Try as the company may, it cannot hide from the glare of the spotlight which shines on its every move.  Most recently, fresh concerns being raised by Dr. Keith Mitchell, Chairman of the Board of Directors of the Caribbean Development Bank (CDB), regarding the airline’s operations.  We say “fresh” but other than timing, there is really nothing too fresh about Dr. Mitchell’s concerns and observations, and that really gets to the heart of the problem that is LIAT.  We continue to do what we have proven does not work, or at least, does not work best. 
Dr. Mitchell, who was speaking during the opening ceremony of the 48th Annual Caribbean Development Bank meeting, said, again, that governments should address the high cost of travel in the region.  Revealing his own frustration, the Grenadian prime minister stated that he has “long advocated for the immediate need” to address the issue and added, “I echo my call made at various heads of government conferences that heads should collectively agree to reduce airline ticket taxes and some other fees which are attached to intra-regional air travel.”
We have talked about LIAT extensively over the years, and other than the high-level political wrangling, not much has changed.  The employees continue to have grievances and ever so often, the situation reaches a boil where action is taken and customers are inconvenienced. Chief executive officers come and go while the airline continues to be cash-strapped and the public’s perception of the airline does not improve.   There has been a shift in shareholder percentages and planes have been replaced and relocated from Antigua to Barbados.  Much window-dressing, but nothing of substance for the public to hold on to!
Before we continue, it is worth pointing out that reliable and affordable regional travel is a must if we are to achieve the integration that we all talk about.  Without basic regional travel options there will be no unity and no integration.  From our vantage point, there isn’t a long line of investors wanting to plunk down money to establish a competitor, so LIAT is the only viable option, at least for now.   We realise that we are liberally using the word “viable” but it is an apt description. 
We are not airline experts by any means, but what we do know is that there are many out there. What has always stood out from all the noise is that we have never been able to secure the (right) expertise to take the company towards sustainability, or better yet, profitability.   Is it that our situation in the Caribbean is so unique that profitability is a pie in the sky dream?   That is a genuine question, by the way. 
Now, we have heard the argument that LIAT cannot afford to pay for “the best,” but can we afford not to?  If you look at this from a pure dollars and cents perspective, and you are willing to accept that LIAT can be “saved” with more experienced personnel at the top, then the decision should be a no-brainer.  Last we heard, LIAT was losing money; lots of money!  According to Prime Minister Ralph Gonsalves of St.
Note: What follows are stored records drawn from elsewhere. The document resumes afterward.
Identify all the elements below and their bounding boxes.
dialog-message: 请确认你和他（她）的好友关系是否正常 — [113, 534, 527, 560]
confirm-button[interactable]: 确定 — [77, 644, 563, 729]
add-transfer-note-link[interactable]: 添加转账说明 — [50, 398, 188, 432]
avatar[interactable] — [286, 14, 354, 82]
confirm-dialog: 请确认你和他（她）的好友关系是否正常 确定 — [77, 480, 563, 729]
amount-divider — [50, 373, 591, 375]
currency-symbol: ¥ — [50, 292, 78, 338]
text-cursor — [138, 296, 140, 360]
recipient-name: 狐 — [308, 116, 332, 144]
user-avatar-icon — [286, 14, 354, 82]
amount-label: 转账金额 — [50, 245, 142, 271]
Vincent and the Grenadines, who is also chair of LIAT’s shareholder governments, LIAT was expected to post a loss of EC$35.6 million last year, due in part to the extreme weather.   Let’s say, for the sake of this argument, that in a regular year, LIAT is losing US$2 million.  If they were to spend US$1 million on top talent, would the resulting efforts of that talent erase the losses and get the company to self-sustainability?  If you believe that is the case, then, as we have said, the decision is a no-brainer.  The net would be US$1 million in this extremely simplistic ‘analysis.’
We have asked this question before, but we will ask it again:  what is next for LIAT?  In late 2012, we heard that things would be improving.  LIAT was projecting a loss for that year, but the airline was forecasting a profit of $2.5 million in 2013 and $14.7 million by 2017.  That was the news from then CEO, Ian Brunton, and Chairman, Jean Holder, as they unveiled a new business plan to reverse the carrier’s fortunes.  The plan was comprehensive and included revamping and downsizing its management structure and upgrading the fleet to 50-seat and larger turboprop aircraft.  What happened to the profitability plan?  What worked and what did not?  Most importantly, are we going to continue doing the same old thing for the same old results? Insanity, anyone? Let’s hope not!